When it's my turn to enter the round hut, I take off my shoes, smiling at the
sangoma's
apprentice. I wish I could help people the way she will when she's done with her training and working as a healer. But you don't choose to become a
sangoma
the way you choose to become a doctor or nurse; you're selected by the spirits of your ancestors. If they want you, they'll make your life miserable until you say yes.
She gestures for me to enter the hut. “
Ngena,
” she says.
I squat down on my haunches to crawl through the small hole near the ground.

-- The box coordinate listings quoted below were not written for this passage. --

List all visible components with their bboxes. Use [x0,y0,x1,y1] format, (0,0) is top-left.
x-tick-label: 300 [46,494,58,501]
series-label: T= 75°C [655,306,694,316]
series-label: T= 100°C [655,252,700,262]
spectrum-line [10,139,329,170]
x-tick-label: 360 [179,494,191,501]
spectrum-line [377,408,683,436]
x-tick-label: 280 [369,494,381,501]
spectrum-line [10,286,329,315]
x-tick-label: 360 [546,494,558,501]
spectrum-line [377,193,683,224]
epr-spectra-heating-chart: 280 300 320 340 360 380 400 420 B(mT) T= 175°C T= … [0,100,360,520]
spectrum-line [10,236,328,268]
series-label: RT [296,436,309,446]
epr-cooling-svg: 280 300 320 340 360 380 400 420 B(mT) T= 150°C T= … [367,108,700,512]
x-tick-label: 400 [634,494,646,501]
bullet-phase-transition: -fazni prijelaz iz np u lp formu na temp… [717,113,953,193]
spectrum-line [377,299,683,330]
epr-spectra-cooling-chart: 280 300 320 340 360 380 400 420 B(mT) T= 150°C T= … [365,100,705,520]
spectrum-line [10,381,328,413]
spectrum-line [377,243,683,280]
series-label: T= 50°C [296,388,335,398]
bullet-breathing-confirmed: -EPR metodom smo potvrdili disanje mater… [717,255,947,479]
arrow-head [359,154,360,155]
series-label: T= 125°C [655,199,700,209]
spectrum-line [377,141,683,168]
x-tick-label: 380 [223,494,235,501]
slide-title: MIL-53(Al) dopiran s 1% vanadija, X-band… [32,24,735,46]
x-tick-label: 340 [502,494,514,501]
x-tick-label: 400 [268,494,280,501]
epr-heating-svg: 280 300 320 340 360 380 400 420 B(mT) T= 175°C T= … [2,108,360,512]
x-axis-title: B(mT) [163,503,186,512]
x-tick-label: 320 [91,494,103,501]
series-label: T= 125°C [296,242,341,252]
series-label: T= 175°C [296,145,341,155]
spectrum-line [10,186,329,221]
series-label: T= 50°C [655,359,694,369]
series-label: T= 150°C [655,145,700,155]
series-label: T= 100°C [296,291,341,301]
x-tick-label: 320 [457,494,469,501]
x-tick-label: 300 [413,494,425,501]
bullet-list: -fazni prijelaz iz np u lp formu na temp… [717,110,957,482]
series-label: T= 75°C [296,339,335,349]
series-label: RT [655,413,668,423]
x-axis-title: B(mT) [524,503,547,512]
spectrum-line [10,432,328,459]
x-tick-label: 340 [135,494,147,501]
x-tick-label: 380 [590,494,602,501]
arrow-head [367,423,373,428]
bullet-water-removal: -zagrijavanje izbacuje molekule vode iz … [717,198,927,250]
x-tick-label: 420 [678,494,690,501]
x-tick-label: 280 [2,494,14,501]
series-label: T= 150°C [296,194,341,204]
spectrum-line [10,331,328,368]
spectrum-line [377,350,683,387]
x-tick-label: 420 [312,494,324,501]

The entire hut smells pungent, bittersweet like strong incense. A small fire smolders in the corner, belching short billows of smoke. The ceiling is black with burnt ash. Bunches of dried herbs and a beaded cow's tail hang from the ceiling, while an orange cloth sags across the wall. The floors are mud, smeared with cow dung in circular patterns.
There's a sound like the wind blowing through a field of tall grass. I look around, wondering where the noise is coming from, but there's nobody in the hut except for me and Thandi's grandmother, the
sangoma
, who's sitting in the central part of the round hut, her mouth closed.

Sawubona
, Gogo
ka
Thandi,” I greet her, bowing low to the ancestral spirits inside her.

Yebo
,” she replies. Her long red beaded plaits clank as she nods her head at me.
As I tell her about Gogo and her sore knees, I peek at her wild outfit, wondering if it sometimes embarrasses Thandi to see her
gogo
dressed like this. Even though Inkosikazi Nene is a modern
sangoma
and believes in doctors and nurses, she is still very traditional in the way she dresses and the way she approaches the ancestors. Everything she wears connects her to the spirit world and protects her from evil: the red and black beaded cap with a strip of cheetah fur threaded through it, the piece of blue cloth with pictures of spears and shields tied around her waist, the red ochre she rubs on her body until she shines a dull muddy red.